Ilkbahar...
En sevdiğim mevsim oluyor kendisi.O zaman daha başka bir neşeyle okurum kitap.
Yine bir ilkbahar günü,öğle saatleri. Havada hoş bir koku,hafif bir rüzgar. Gönlüm şakıyordu. Daha belli değildi okuyacağım kitap. Yenice seçecektim.Derken bir anda bir çığlık duydum.Sokağın başından geliyordu.Fazla ağır bir sesti.

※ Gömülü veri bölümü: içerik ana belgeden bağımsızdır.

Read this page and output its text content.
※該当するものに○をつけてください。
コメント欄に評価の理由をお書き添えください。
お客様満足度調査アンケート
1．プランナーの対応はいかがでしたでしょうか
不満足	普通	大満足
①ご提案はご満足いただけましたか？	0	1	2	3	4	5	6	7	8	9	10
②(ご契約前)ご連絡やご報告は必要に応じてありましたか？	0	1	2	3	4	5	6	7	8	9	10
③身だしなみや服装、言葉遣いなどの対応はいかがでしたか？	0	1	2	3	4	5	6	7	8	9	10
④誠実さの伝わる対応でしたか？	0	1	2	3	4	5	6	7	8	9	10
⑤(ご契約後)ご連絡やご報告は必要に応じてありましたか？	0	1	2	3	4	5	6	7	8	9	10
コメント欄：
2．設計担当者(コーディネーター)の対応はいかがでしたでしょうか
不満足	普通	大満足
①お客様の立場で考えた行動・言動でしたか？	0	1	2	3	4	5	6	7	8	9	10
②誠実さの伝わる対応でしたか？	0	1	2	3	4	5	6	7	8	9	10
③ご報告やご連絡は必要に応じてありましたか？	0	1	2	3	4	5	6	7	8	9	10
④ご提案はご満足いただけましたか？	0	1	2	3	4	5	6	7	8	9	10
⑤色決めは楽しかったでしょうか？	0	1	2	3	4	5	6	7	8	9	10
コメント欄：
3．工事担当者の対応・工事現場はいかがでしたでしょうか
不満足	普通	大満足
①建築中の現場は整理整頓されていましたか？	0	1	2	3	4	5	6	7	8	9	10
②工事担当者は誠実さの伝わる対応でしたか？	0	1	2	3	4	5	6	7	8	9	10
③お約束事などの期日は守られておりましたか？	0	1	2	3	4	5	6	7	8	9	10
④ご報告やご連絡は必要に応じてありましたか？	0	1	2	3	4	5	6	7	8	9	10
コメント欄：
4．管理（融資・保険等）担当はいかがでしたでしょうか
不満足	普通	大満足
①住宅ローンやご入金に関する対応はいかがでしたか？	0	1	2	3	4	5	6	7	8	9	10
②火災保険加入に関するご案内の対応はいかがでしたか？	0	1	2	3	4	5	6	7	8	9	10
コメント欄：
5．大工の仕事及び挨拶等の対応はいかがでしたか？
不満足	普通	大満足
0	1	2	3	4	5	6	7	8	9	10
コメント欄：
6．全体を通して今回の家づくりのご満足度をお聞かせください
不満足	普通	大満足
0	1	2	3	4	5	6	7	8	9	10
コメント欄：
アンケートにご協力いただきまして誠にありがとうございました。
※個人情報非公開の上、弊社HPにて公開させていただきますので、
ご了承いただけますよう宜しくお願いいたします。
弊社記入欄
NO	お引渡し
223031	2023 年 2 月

Koşarak dışarı çıktım. Merak içinde etrafa bakindim. Ardından birkaç kişinin bir alanda toplandığını gördüm. Lazim olur diye bisikletime bindim.Gittigimde birde ne göreyim,hamile bir kadın yere düşmüş,iniliyor.
Hemen bisikletin arkasına bindirdim. Sicakkanlilikla sürmeye başladım. Kadın ağırdı. Ben ise hızlı girmeliydim.
Sürüyordum epey hızlıca.Boncuk boncuk terlerdim ama şimdi alnımdan sular akiyordu. Kadın çok iniliyordu. Ağrısı fazlaydı. Caddeler,sokaklar... Geçtim hepsini.
Geçerken her geçişimde ayaklarımın... Bu anlatılamaz bir acıydı ama kadına baktıkça acımı unutuyor,Daha da hızlanıyordum.
Bir veya iki can vardı kadının içinde. Sıcakkanlı bir şekilde bu canları kurtarma ümidi ile hızla sürüyordum.
25 dakika yarım saat kadar bir süre sonra hastaneye vardık.Hastanede doktor tam vaktinde geldiğimizi söyledi. Bir süre daha çırpındı kadın. Hazır bulununca o canları çıkarmak için ameliyata girdi. 3 çocuğu oldu. Çok mutluydum.
Benide hastaneye aldılar. Ayaklarima merhem sürdüler. Ayaklarım ve bacaklarım kıpkırmızı olmuştu. Doktorlar beni tebrik etti. Ama önemli olan benim kendimi tebrik etmem oldu.